İslam İşbirliği Teşkilatı üyeleri arasında en fazla öğrenci çeken ülkenin Malezya olduğunu bildiren Cüneyd Düzyol, Türkiye’nin ise Tayland ve Kırgızistan’dan sonra 4’üncü sırada olduğunu ifade etti. Düzyol, Türkiye’deki uluslararası öğrencilerin yaklaşık yüzde 60’ının İstanbul, Ankara, İzmir, Konya ve Erzurum’da bulunduğunu da sözlerine ekledi.


Yükseköğretim çalışmalarını teşvik etmeliyiz

Şu anda 4 bin, 4 bin 500 aralığında doktora mezunu veriyoruz. Ama 10 yıl içerisinde bu sayıyı 10 binlere hatta 15 binlere çıkarmamız lazım. Bu kadar hızlı büyüyen bir Yükseköğretim Sistemi'ni sağlam ayaklar üzerinde tutmamız için bu gerekli. Madalyonun bizim yüzümüzden bakıldığında bu Öğretim Üyesi Yetiştirme Programı (ÖYP), araştırma görevlileri çok önemli. Bunlar 10 yıl sonranın Türkiye'sinin bu yükünü taşıyacak kişiler.

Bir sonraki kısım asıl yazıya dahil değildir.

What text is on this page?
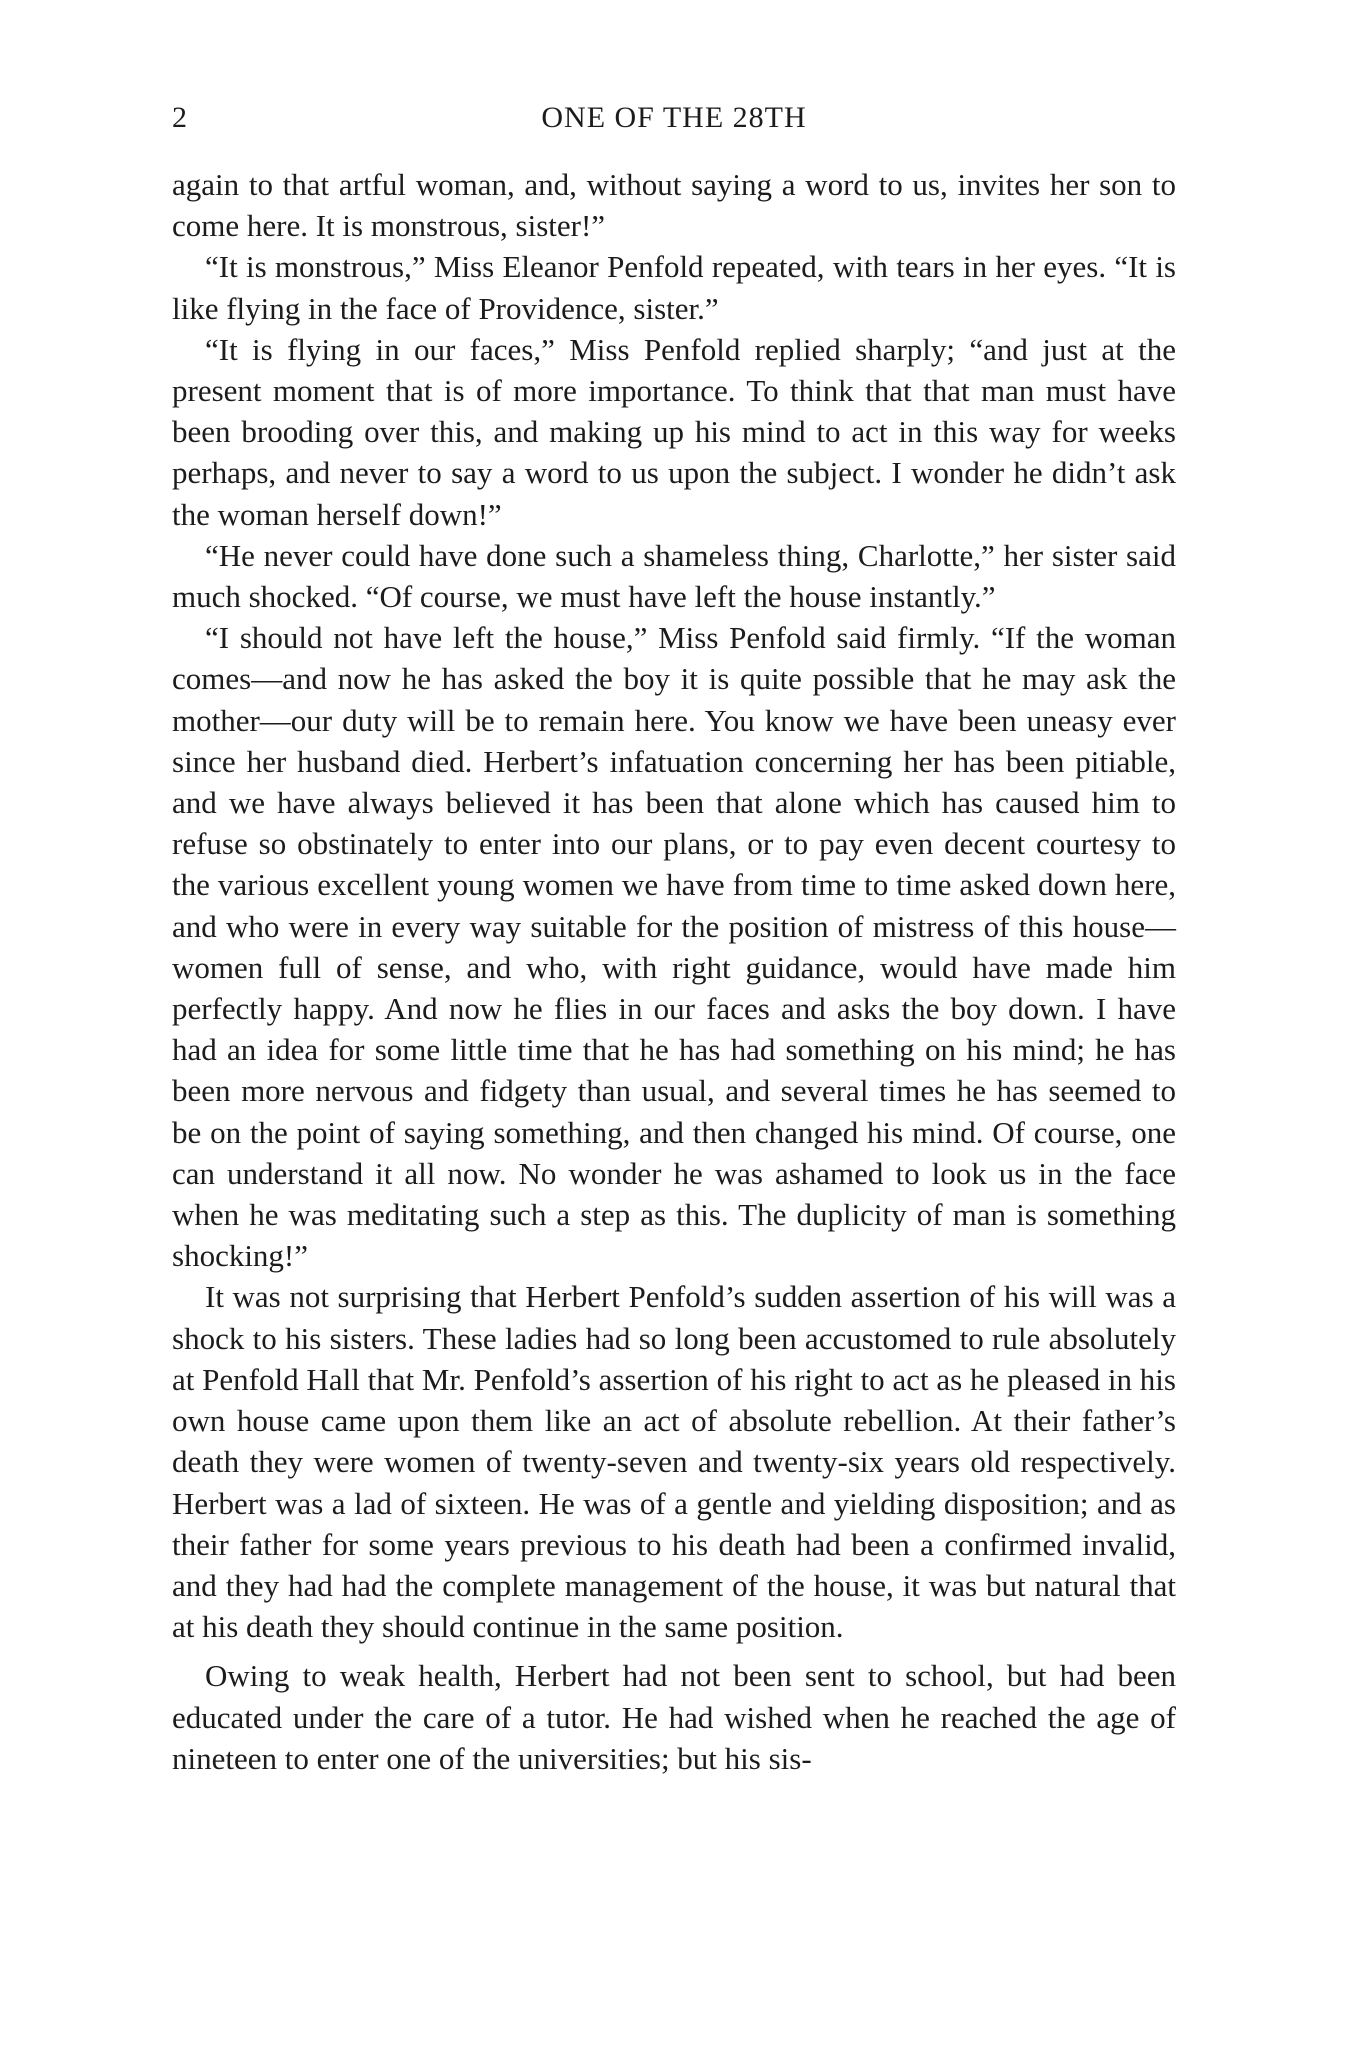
2	ONE OF THE 28TH

again to that artful woman, and, without saying a word to us, invites her son to come here. It is monstrous, sister!”

“It is monstrous,” Miss Eleanor Penfold repeated, with tears in her eyes. “It is like flying in the face of Providence, sister.”

“It is flying in our faces,” Miss Penfold replied sharply; “and just at the present moment that is of more importance. To think that that man must have been brooding over this, and making up his mind to act in this way for weeks perhaps, and never to say a word to us upon the subject. I wonder he didn’t ask the woman herself down!”

“He never could have done such a shameless thing, Charlotte,” her sister said much shocked. “Of course, we must have left the house instantly.”

“I should not have left the house,” Miss Penfold said firmly. “If the woman comes—and now he has asked the boy it is quite possible that he may ask the mother—our duty will be to remain here. You know we have been uneasy ever since her husband died. Herbert’s infatuation concerning her has been pitiable, and we have always believed it has been that alone which has caused him to refuse so obstinately to enter into our plans, or to pay even decent courtesy to the various excellent young women we have from time to time asked down here, and who were in every way suitable for the position of mistress of this house—women full of sense, and who, with right guidance, would have made him perfectly happy. And now he flies in our faces and asks the boy down. I have had an idea for some little time that he has had something on his mind; he has been more nervous and fidgety than usual, and several times he has seemed to be on the point of saying something, and then changed his mind. Of course, one can understand it all now. No wonder he was ashamed to look us in the face when he was meditating such a step as this. The duplicity of man is something shocking!”

It was not surprising that Herbert Penfold’s sudden assertion of his will was a shock to his sisters. These ladies had so long been accustomed to rule absolutely at Penfold Hall that Mr. Penfold’s assertion of his right to act as he pleased in his own house came upon them like an act of absolute rebellion. At their father’s death they were women of twenty-seven and twenty-six years old respectively. Herbert was a lad of sixteen. He was of a gentle and yielding disposition; and as their father for some years previous to his death had been a confirmed invalid, and they had had the complete management of the house, it was but natural that at his death they should continue in the same position.

Owing to weak health, Herbert had not been sent to school, but had been educated under the care of a tutor. He had wished when he reached the age of nineteen to enter one of the universities; but his sis-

O bakımdan biz her branşın analizini yapıyoruz.

Her branşta yapılan doktoraları ayırıyoruz. Hangi alanlarda Türkiye'de doktoraya daha fazla ihtiyaç var, pozitif ayrımcılık yaparak bu alanlara kaydırmalar yapıyoruz. Hukuk, hemşirelik, tıp temel bilimleri, iletişim, böyle Türkiye'de bazı kritik alanlar var. Çok az doktorası olan. Bunlara özel olarak pozitif ayrımcılık güdüyoruz. Bunu yaparken de kadro bulmak zorundayız. Dolayısıyla da sizlerin bazı kadrolarını ödünç kullanıyor olabiliriz. Bunlar 10 yıl sonrasının Türk yükseköğretim sisteminin elamanları oldukları için, bir kadronun bile ziyan edilmesi mümkün olmamalı. O yüzden de o bir kadronun ziyan olmaması için mutlaka bir yere yerleştirmeye çalışıyoruz. Ama madalyonun öbür tarafından sizlerle yaptığım toplantıda sizlerden gelen eleştiriler olduğunu kabul ediyorum. En kısa zamanda bir masa etrafında toplanıp, karşılıklı bütün bu meseleleri görüşüp, ideal bir sistemi birlikte oluşturabiliriz. ÖYP konusunda da sizlerin bizlere destek olmanızı rica ediyorum."